Blix and ElBaradei visit Baghdad on Sunday and Monday to press Iraqi officials for more information. Iraq's declaration on armaments, filed last month, has been criticized for failing to account for all the weapons material produced in the past.

As he left U.N. headquarters for Europe en route to Baghdad, Blix said Wednesday he will tell Iraq the situation is "very dangerous" but it can still prevent war by providing new evidence about its weapons programs.

"They have provided prompt access, been very cooperative in terms of logistics," Blix said. "But they need to do a good deal more to provide evidence if we are to avoid any worse development."

Blix says the inspectors need months to finish their search for Iraq's nuclear, biological and chemical weapons, long-range missiles, and the programs that produced them.

But with the United States deploying tens of thousands of troops to the Gulf for a possible invasion of Iraq, President Bush indicated Tuesday that the inspectors did not have so much time.

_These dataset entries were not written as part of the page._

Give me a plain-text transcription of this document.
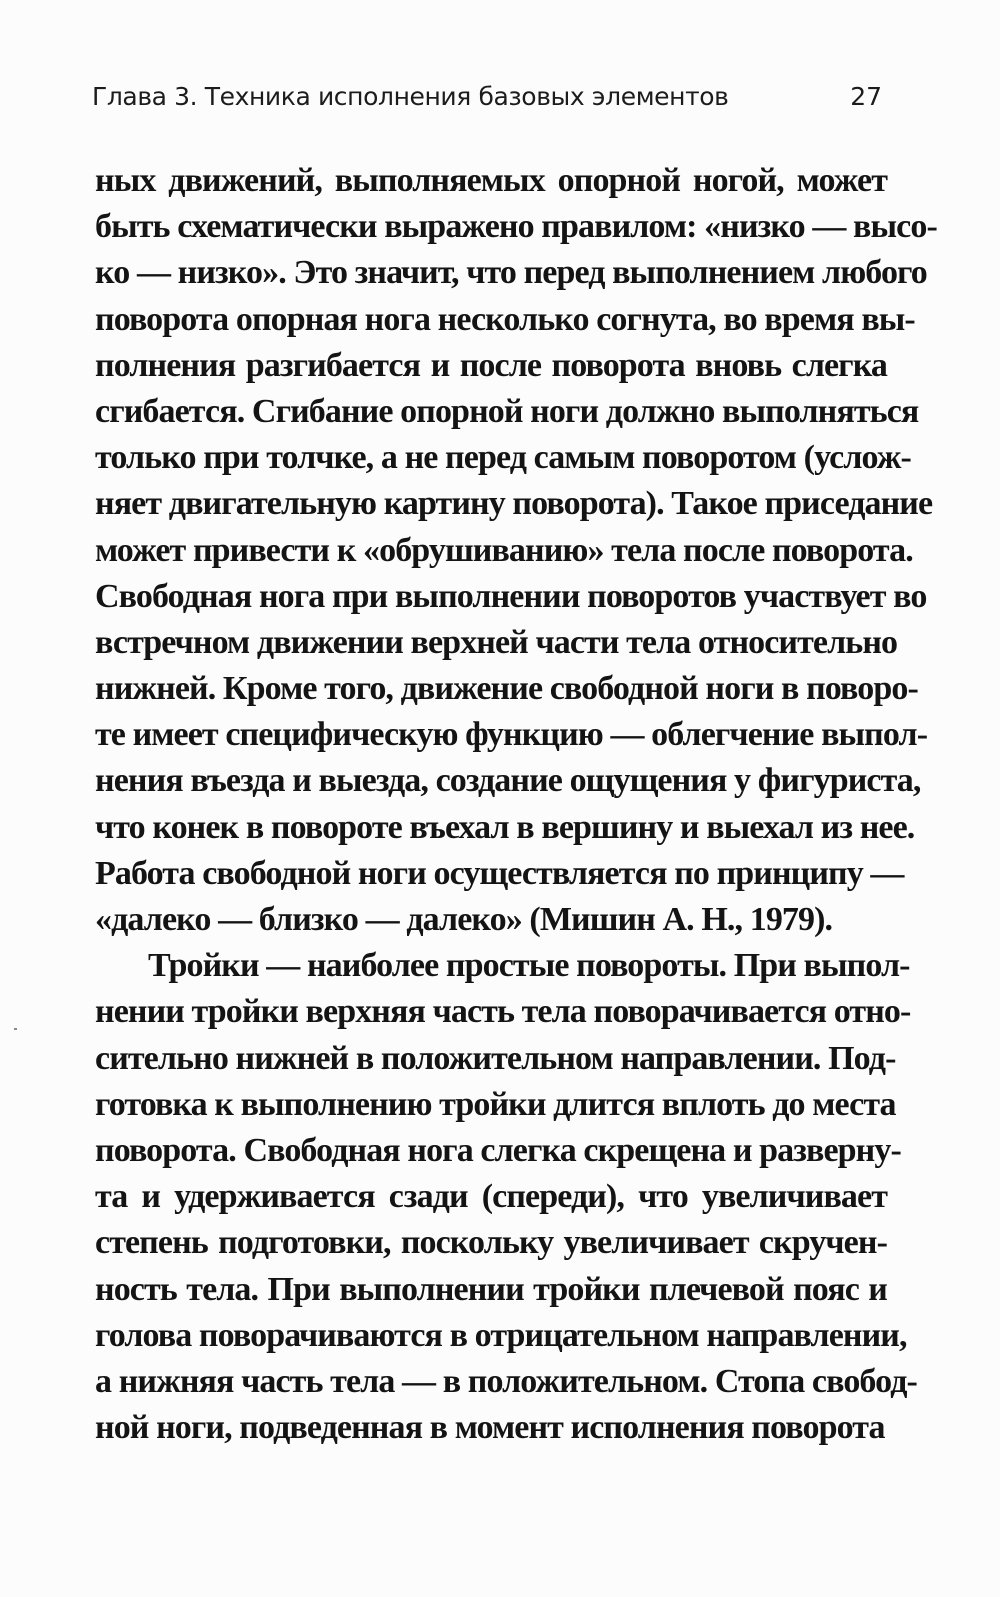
Глава 3. Техника исполнения базовых элементов	27
ных движений, выполняемых опорной ногой, может
быть схематически выражено правилом: «низко — высо-
ко — низко». Это значит, что перед выполнением любого
поворота опорная нога несколько согнута, во время вы-
полнения разгибается и после поворота вновь слегка
сгибается. Сгибание опорной ноги должно выполняться
только при толчке, а не перед самым поворотом (услож-
няет двигательную картину поворота). Такое приседание
может привести к «обрушиванию» тела после поворота.
Свободная нога при выполнении поворотов участвует во
встречном движении верхней части тела относительно
нижней. Кроме того, движение свободной ноги в поворо-
те имеет специфическую функцию — облегчение выпол-
нения въезда и выезда, создание ощущения у фигуриста,
что конек в повороте въехал в вершину и выехал из нее.
Работа свободной ноги осуществляется по принципу —
«далеко — близко — далеко» (Мишин А. Н., 1979).
Тройки — наиболее простые повороты. При выпол-
нении тройки верхняя часть тела поворачивается отно-
сительно нижней в положительном направлении. Под-
готовка к выполнению тройки длится вплоть до места
поворота. Свободная нога слегка скрещена и разверну-
та и удерживается сзади (спереди), что увеличивает
степень подготовки, поскольку увеличивает скручен-
ность тела. При выполнении тройки плечевой пояс и
голова поворачиваются в отрицательном направлении,
а нижняя часть тела — в положительном. Стопа свобод-
ной ноги, подведенная в момент исполнения поворота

"Time is running out for him," Bush said of Saddam. "I'm sick and tired of games and deceptions." He told White House reporters Tuesday he had not seen any evidence that Saddam was disarming after more than 10 years of U.N. Security Council resolutions.

The United States formally asked NATO on Wednesday for limited help in case of war with Iraq, including overflight rights, use of planning facilities and providing troops to keep the peace and help rebuild Iraq after Saddam is gone.

Official Iraqi media, meanwhile, complained about the inspectors -- who have been accused of being spies by Saddam and his aides.

In a front-page editorial Wednesday, the newspaper Babil said the government has a duty to explain to Iraqis why it is continuing to cooperate with and tolerate the inspectors.

"Iraqis are angry and agitated and some of them can longer tolerate the sight of inspectors' teams after some of their members exceeded and went beyond their mandate," said Babil, which is owned by Saddam's eldest son Odai.

U.N. experts also spent more than three hours Wednesday at a private farm about 20 kilometers (13 miles) southwest of Baghdad. It was not known what they were looking for. Perricos said the inspectors went there after satellite images showed "a strange long building in a green area" on the site.

He said inspectors also examined an ammunition depot at a site belonging to Mujahedeen Khalq -- an Iranian opposition group listed as a terrorist organization by the United States and the European Union. Mujahedeen Khalq, which has several guerrilla bases in Iraq, seeks to overthrow Iran's Islamic government.

Inspectors have not found any conclusive evidence to support U.S. allegations that Saddam is still holding weapons of mass destruction. The United States and Britain insist Iraq still has banned weapons and have threatened to disarm Baghdad by force if Saddam does not give up those armaments.

In an effort to avert a war, Russian Deputy Foreign Minister Alexander Saltanov arrived in Baghdad on Wednesday, saying he would meet Iraqi officials about a diplomatic end to the crisis.

The United States on Wednesday sent military inspectors to a sprawling airport in Istanbul, Turkey, and to a southern Turkish port that could be used in an attack on neighboring Iraq.

Turkey granted the United States permission to inspect the facilities but has still not said whether it will let U.S. deploy troops there in case of a war.